Senza ricordare tutti gli episodi legati al tentativo di mettere a tacere l’informazione con l’apice toccato nell’estate del 2016 quando molti colleghi si sono alzati e se ne sono andati per protestare perché Lotito pretendeva di trasformare la conferenza stampa sul caso-Bielsa nell’ennesimo monologo in cui erano tassativamente vietato porre domande, veniamo a quello che è successo da luglio in poi.
Io da sempre critico la gestione Lotito ma lo faccio commentando i bilanci o comunque documentando le critiche.
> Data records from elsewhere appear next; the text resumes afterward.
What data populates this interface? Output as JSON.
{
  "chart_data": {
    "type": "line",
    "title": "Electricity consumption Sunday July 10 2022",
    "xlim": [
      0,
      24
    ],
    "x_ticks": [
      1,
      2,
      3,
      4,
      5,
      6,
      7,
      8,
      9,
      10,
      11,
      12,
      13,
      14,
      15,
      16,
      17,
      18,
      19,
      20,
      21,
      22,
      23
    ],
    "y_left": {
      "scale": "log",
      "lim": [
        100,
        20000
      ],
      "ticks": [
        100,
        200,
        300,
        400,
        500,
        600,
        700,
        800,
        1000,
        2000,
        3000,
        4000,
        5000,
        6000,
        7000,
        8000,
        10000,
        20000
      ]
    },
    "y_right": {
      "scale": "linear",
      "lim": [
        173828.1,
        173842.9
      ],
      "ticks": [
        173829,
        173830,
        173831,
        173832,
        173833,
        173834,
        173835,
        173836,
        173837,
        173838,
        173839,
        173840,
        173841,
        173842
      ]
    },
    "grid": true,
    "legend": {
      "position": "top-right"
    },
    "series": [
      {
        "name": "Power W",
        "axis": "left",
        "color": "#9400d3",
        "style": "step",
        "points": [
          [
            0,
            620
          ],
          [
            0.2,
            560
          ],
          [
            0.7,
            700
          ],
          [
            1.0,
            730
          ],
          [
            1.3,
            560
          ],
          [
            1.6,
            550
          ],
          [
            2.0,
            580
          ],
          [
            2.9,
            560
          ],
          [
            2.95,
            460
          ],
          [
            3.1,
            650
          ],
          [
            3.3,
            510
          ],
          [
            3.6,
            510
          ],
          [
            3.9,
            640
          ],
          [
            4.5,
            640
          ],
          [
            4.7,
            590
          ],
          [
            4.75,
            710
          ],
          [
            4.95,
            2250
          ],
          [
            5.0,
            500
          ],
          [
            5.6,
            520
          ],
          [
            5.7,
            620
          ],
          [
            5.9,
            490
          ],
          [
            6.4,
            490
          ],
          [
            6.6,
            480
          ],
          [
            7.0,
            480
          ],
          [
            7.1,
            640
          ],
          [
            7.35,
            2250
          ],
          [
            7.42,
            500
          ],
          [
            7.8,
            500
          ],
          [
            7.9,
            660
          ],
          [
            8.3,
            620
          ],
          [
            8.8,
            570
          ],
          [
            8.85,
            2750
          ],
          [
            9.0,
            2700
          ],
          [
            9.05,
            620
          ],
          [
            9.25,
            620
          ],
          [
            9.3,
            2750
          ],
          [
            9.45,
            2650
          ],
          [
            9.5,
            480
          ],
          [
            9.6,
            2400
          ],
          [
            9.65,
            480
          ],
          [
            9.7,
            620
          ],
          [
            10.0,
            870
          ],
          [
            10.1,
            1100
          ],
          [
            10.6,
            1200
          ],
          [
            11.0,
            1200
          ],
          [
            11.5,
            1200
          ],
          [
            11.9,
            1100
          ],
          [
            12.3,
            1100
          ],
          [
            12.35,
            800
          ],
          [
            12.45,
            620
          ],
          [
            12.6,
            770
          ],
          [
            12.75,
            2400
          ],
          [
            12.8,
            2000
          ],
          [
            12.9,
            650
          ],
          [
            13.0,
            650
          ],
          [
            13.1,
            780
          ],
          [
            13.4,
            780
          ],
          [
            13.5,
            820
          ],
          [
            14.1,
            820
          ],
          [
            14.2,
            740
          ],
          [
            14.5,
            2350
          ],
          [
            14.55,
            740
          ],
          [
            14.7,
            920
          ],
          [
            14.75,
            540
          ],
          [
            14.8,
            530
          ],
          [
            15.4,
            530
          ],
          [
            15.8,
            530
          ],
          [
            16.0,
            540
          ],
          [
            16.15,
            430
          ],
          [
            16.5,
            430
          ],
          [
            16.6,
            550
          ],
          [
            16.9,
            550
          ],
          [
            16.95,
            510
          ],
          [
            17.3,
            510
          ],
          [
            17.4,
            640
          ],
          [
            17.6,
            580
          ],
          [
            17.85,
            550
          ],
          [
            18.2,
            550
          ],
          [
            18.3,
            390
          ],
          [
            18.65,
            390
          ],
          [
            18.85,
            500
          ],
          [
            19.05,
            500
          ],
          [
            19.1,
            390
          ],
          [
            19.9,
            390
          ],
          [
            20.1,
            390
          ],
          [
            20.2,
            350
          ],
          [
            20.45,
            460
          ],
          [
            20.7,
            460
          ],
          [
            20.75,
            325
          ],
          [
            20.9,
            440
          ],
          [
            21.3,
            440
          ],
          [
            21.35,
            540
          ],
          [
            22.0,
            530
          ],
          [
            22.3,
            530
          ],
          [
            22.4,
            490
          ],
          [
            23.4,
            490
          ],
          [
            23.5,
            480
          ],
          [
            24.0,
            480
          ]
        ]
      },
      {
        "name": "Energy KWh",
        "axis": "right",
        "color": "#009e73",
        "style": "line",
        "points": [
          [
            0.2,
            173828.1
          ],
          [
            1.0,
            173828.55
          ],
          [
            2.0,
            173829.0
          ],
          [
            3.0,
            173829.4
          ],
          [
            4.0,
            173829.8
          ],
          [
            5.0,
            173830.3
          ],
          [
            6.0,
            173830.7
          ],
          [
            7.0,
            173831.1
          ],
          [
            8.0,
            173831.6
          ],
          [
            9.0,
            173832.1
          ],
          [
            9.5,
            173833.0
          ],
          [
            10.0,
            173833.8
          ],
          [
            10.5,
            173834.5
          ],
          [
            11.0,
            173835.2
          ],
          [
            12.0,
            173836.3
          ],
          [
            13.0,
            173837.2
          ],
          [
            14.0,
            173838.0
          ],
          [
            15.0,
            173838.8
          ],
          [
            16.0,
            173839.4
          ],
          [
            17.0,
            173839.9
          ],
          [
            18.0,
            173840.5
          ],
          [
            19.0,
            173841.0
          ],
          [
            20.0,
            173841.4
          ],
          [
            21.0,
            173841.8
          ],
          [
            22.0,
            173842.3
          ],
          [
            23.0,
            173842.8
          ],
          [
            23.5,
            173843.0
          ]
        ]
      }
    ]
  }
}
E quando sono arrivate “voci” di offerte presentate da qualcuno le ho riportate, come hanno fatto in questi anni anche altri colleghi (ricordo ad esempio che Elmar Bergonzini scrisse su “La Gazzetta” di un’offerta da parte della Reb Bull…) e non ho mai avuto problemi e nemmeno accuse sbandierando il presunto (molto presunto) reato di aggiotaggio.
Magari attacchi, magari velate minacce, magari telefonate a editori per chiudermi il microfono come è successo nel 2011 in una radio o pressioni per non farmi intervenire in trasmissioni di Lazio, ma nulla di più.

Da quando invece ho scritto il 14 luglio di un’offerta arrivata a Lotito e che l’ha fatto tentennare per la prima volta, apriti cielo.
Un comunicato stampa, l’attacco di Lotito nelle conferenza stampa di presentazione di Sarri senza fare il mio nome, chiaramente), poi quello di Fabiani dopo la vacanza in Sardegna, poi gli avvisi di garanzia consegnati a più riprese dalla Digos e infine il blitz di venerdì scorso fatto dai Carabinieri a seguito di una denuncia di Lotito in cui si parla di complotto, minacce, estorsione e addirittura del presunto reato di “costrizione a fare un aumento di capitale”.
Come se chiedere o spingere un imprenditore a immettere soldi freschi nelle casse per far crescere un club nel quale in 21 anni non ha investito un solo euro possa essere configurato non come un diritto ma addirittura come un reato.
Un comportamento assurdo, ridicolo, per giunta in aperta violazione sia dell’articolo 21 della Costituzione della Repubblica Italiane e della Carta dei diritti fondamentali dell’Unione europea che all’articolo 11 che regola la Libertà di espressione e d’informazione recita testualmente: “Ogni persona ha diritto alla libertà di espressione. Tale diritto include la libertà di opinione e la libertà di ricevere o di comunicare informazioni o idee senza che vi possa essere ingerenza da parte delle autorità pubbliche e senza limiti di frontiera”.

A quanto pare, però, questo vale ovunque ma non a Roma. Anzi, non nel mondo Lazio dove esprimere critiche sull’operato di Lotito e dubbi sulle possibilità (economiche soprattutto) di Lotito di poter mantenere la Lazio a certi livelli viene prefigurato come un reato di lesa maestà.
Oppure come un complotto portato avanti con minacce (inesistenti) e tentativi (ancora più inesistenti) di estorcergli un qualcosa (cioè la Lazio) che nessuno gli può togliere visto che la sua posizione di controllo alla guida del club è blindata, inattaccabile anche dall’uomo più ricco e potente del mondo.
Ma se nessuno può scalzare Lotito, allora perché agitarsi in questo modo? Perché scatenare questa repressione riproponendo ipotesi di complotto già ventilate nel 2006? Perché provare a convincere i giudici che tutto questo nasca da quegli striscioni apparsi a giugno e poi da quell’articolo che ho scritto il 14 luglio quando Lotito è contestato da 20 anni e a contestarlo è la stragrande maggioranza se non la totalità del mondo Lazio?
Ecco, magari provate a farvi qualche domanda, ricordando che Lotito si è sempre comportato così e che le mie critiche di oggi sono le stesse di 15 anni fa e che i documenti che sto tirando fuori oggi non sono poi tanto diversi da quelli che ho tirato fuori nel 2011 sulla vicenda EdilEuropa/B&G Consulting e come allora sono sempre documentati.
Provate a chiedervi il perché di questa repressione scatenata da Lotito in un mondo Lazio in cui la libertà di critica è negata o quasi da lustri, ma fino a luglio non era mai stata considerata addirittura un reato penale.